Associated Incidents
An investigation into the $35 million stolen from a bank in the United Arab Emirates in January 2020 found that fake voice technology was used to impersonate a company director known to a bank branch manager, who then authorized the transaction.
The crime took place on January 15 last year, and is described in a request (PDF) the UAE was providing to US state authorities to help track down a portion of the embezzled funds sent to the US.

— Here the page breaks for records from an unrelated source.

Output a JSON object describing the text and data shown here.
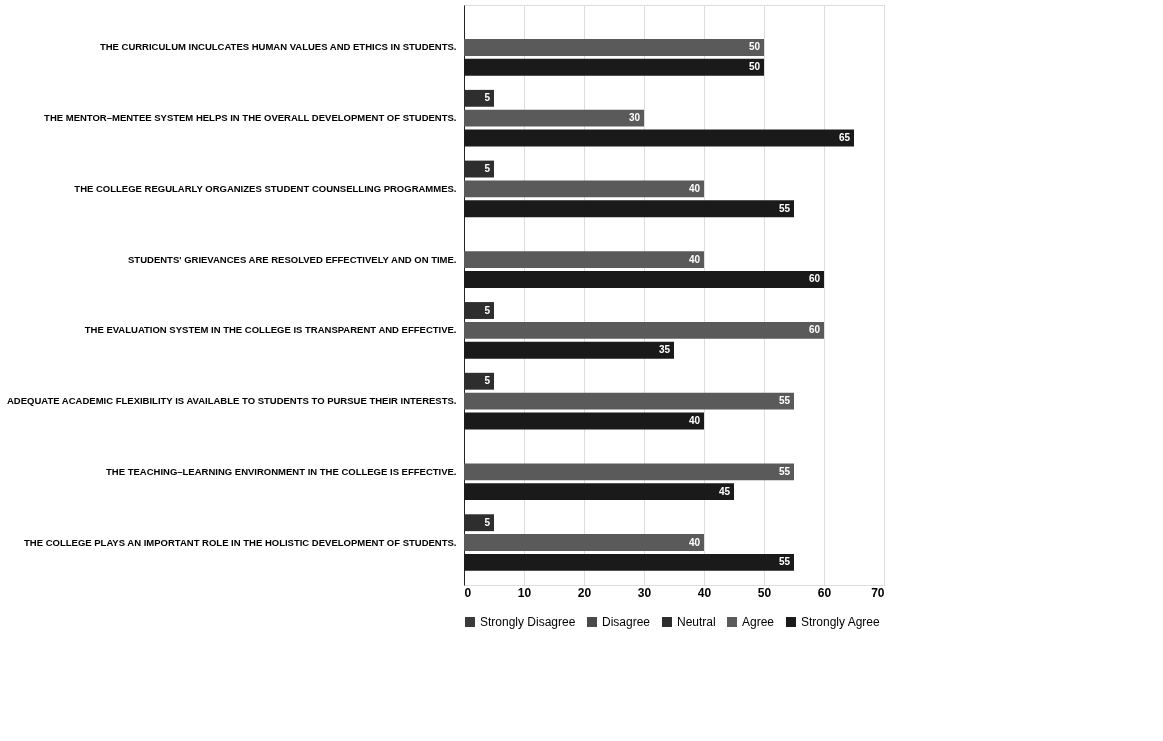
{
  "chart_data": {
    "type": "bar",
    "orientation": "horizontal",
    "categories": [
      "THE CURRICULUM INCULCATES HUMAN VALUES AND ETHICS IN STUDENTS.",
      "THE MENTOR–MENTEE SYSTEM HELPS IN THE OVERALL DEVELOPMENT OF STUDENTS.",
      "THE COLLEGE REGULARLY ORGANIZES STUDENT COUNSELLING PROGRAMMES.",
      "STUDENTS' GRIEVANCES ARE RESOLVED EFFECTIVELY AND ON TIME.",
      "THE EVALUATION SYSTEM IN THE COLLEGE IS TRANSPARENT AND EFFECTIVE.",
      "ADEQUATE ACADEMIC FLEXIBILITY IS AVAILABLE TO STUDENTS TO PURSUE THEIR INTERESTS.",
      "THE TEACHING–LEARNING ENVIRONMENT IN THE COLLEGE IS EFFECTIVE.",
      "THE COLLEGE PLAYS AN IMPORTANT ROLE IN THE HOLISTIC DEVELOPMENT OF STUDENTS."
    ],
    "series": [
      {
        "name": "Strongly Disagree",
        "color": "#3a3a3a",
        "values": [
          null,
          null,
          null,
          null,
          null,
          null,
          null,
          null
        ]
      },
      {
        "name": "Disagree",
        "color": "#4a4a4a",
        "values": [
          null,
          null,
          null,
          null,
          null,
          null,
          null,
          null
        ]
      },
      {
        "name": "Neutral",
        "color": "#2e2e2e",
        "values": [
          null,
          5,
          5,
          null,
          5,
          5,
          null,
          5
        ]
      },
      {
        "name": "Agree",
        "color": "#5a5a5a",
        "values": [
          50,
          30,
          40,
          40,
          60,
          55,
          55,
          40
        ]
      },
      {
        "name": "Strongly Agree",
        "color": "#1a1a1a",
        "values": [
          50,
          65,
          55,
          60,
          35,
          40,
          45,
          55
        ]
      }
    ],
    "xlim": [
      0,
      70
    ],
    "xticks": [
      0,
      10,
      20,
      30,
      40,
      50,
      60,
      70
    ],
    "grid": "x",
    "legend": "bottom",
    "data_labels": true
  }
}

The request states that the manager of the unnamed bank branch in the UAE received a familiar voicemail, which, along with accompanying emails from a lawyer named Martin Zelner, convinced the manager to pay the money, apparently for company ownership.
The application states:
According to UAE authorities, on January 15, 2020, the branch manager of the Victim Company received a call claiming to be from the company’s headquarters. The caller appeared to be the CEO of the company, so the branch manager believed the call was legitimate.
"The branch manager also received several emails that he believed were from the CEO in connection with the call. The caller informed the branch manager by phone and email that the victim's company was about to be acquired by another company, and that a lawyer named Martin Zelner (Zelner) had been authorized to coordinate the acquisition process.'
The branch manager then received emails from Zelner, along with a letter of authorization from the CEO (presumably) whose voice was familiar to the victim.
Voice Fraud Detected
Emirati investigators then determined that voice-faking technology was used to imitate the voice of the company's CEO:
The UAE investigation revealed that the defendants used "deep voice" technology to mimic the voice of the Director. In January 2020, funds were transferred from the Victim Company to several bank accounts in other countries in a sophisticated scheme involving at least 17 known and unknown defendants. UAE authorities traced the movement of this money across multiple accounts and identified two transfers to the United States.
"On January 22, 2020, two transfers of USD 199,987.75 and USD 215,985.75 were made from two of the defendants to Centennial Bank account numbers, xxxxx7682 and xxxxx7885, respectively, located in the United States."
No further details were available on the crime, which is the second known instance of deep voice-based financial fraud. The first occurred nine months ago, in March 2020, when a manager at a UK energy company was blackmailed over a phone call pretending to be the boss of an employee, demanding an urgent transfer of €220,000 ($243,000), which the employee then dealt with.
Voice Impersonation Development
Voice impersonation involves training a machine learning model on hundreds, or even thousands, of samples of a ‘target’ voice (the voice to be imitated). The most accurate match can be achieved by training the target voice directly against the voice of the person who will be speaking in the proposed video, although the model will be ‘adapted’ to the person impersonating the target.
The most active online community for voice-cloaking developers is the Audio Fake Creation Discord server, which hosts numerous forums on voice-cloaking algorithms such as Google Takotron-2, Talknet, Forw ardTakotron, Coqui-ai-TTS and Glow-TTS, And others.
Real-time deepfakes
Since phone conversations are interactive, voice-over fraud cannot be reasonably done with high-quality, 'baked' footage, and in both cases of voice fraud, we can reasonably assume that the speaker is using a live, real-time fake. framework.
Real-time fakes have come into focus recently with the advent of DeepFaceLive, a real-time implementation of the DeepFaceLab deepfake suite, which can enhance celebrities or other identities enter live camera footage. While Audio Fakes Discord and DeepFaceLab Discord users are very interested in combining the two technologies into a single video + audio deep learning framework, no such product has clearly emerged yet.